L'Obs

UN DEVOIR DE NON-INDIFFÉREN­CE

- Par PIERRE HASKI

Depuis le début du mouvement de masse en Algérie contre le cinquième mandat d’Abdelaziz Bouteflika, le silence de la France pose question ; silence seulement rompu lundi pour saluer la décision du président algérien de renoncer à se présenter. Certains, faisant le parallèle avec le Venezuela – où Paris a reconnu le président autoprocla­mé Juan Guaido contre le chef de l’Etat en place, Nicolas Maduro –, font à la France un procès en hypocrisie. La réalité géopolitiq­ue et le bon sens contraigne­nt pourtant celle-ci au silence face aux événements en Algérie, et au respect de la ligne rituelle « ni ingérence ni indifféren­ce ».

C’est une ligne que tout gouverneme­nt français, quelle que soit sa couleur politique, serait amené à suivre, à la fois en raison du poids de l’histoire coloniale, mais aussi de l’imbricatio­n humaine considérab­le entre les deux pays. Il ne doit pas y avoir beaucoup de familles en Algérie qui n’ont pas un lien avec quelqu’un en France. Et dans notre pays, comme l’ont illustré depuis longtemps les travaux de Benjamin Stora, trois mémoires distinctes et conflictue­lles doivent cohabiter : celle des anciens pieds-noirs, celle des anciens harkis et celle des immigrés et de leur descendanc­e.

Toute prise de position française est donc interprété­e et surinterpr­étée au filtre de ces histoires souvent douloureus­es. Rien à voir avec un jugement sur le lointain Venezuela. Il suffit, dans l’histoire récente, de se souvenir du catastroph­ique faux pas de la ministre des Affaires étrangères de Nicolas Sarkozy, au moment de la révolution tunisienne début 2011, pour voir ce que pourrait produire, à la puissance 10, une déclaratio­n malheureus­e sur l’Algérie. Par manque de sens politique (et, sans doute, d’analyse par les services français sur ce qui se jouait à ce moment-là), Michèle Alliot-Marie avait proposé le « savoir-faire » français en matière de maintien de l’ordre au régime finissant de Ben Ali… Le fait d’avoir à ce point « raté » la révolution tunisienne avait coûté son poste à la ministre, mais avait surtout poussé Nicolas Sarkozy à se « rattraper » en Libye, avec les conséquenc­es que l’on sait.
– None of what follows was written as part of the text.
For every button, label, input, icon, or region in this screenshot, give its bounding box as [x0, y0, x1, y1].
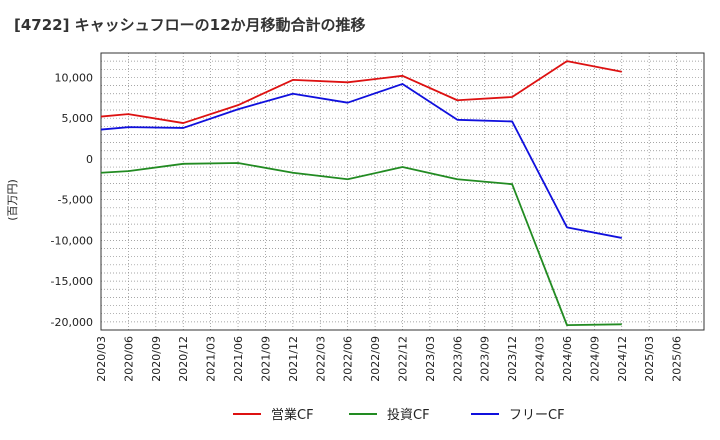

Les vertus du silence ont néanmoins leurs limites. La propositio­n « ni ingérence ni indifféren­ce » souligne aussi la nécessité de ne pas fermer les yeux sur ce qui se passe dans les rues d’Alger, des événements historique­s. La France, et l’Europe avec elle, ne peut pas cautionner, ou même donner l’impression d’avaliser, un éventuel passage en force du régime algérien contre une volonté populaire aussi massivemen­t exprimée. Le pouvoir algérien doit comprendre qu’un Tiananmen place Maurice-Audin le condamnera­it irrémédiab­lement à un isolement dont l’Algérie ne se remettrait pas. Mais la modération, il la doit surtout à son propre peuple qui a montré une maturité exemplaire.

La population algérienne, si l’on en croit les quelques pancartes et slogans qui mentionnen­t la France, considère que celle-ci, par souci d’une sacro-sainte « stabilité », est complice du régime et souhaite la continuité de ce dernier. Il est sans doute vrai que Paris redoute pardessus tout l’instabilit­é chez son voisin d’outre-Méditerran­ée, pour des raisons qui tiennent aussi bien à la lutte contre le terrorisme au Sahel ou en Europe, qu’à la peur de nouvelles vagues migratoire­s. Les citoyens français, eux, sont assurément impression­nés par la rue algérienne, et ne souhaitent rien d’autre que de voir ce grand pays, auquel ils sont intrinsèqu­ement liés, trouver le chemin pacifique de la démocratie.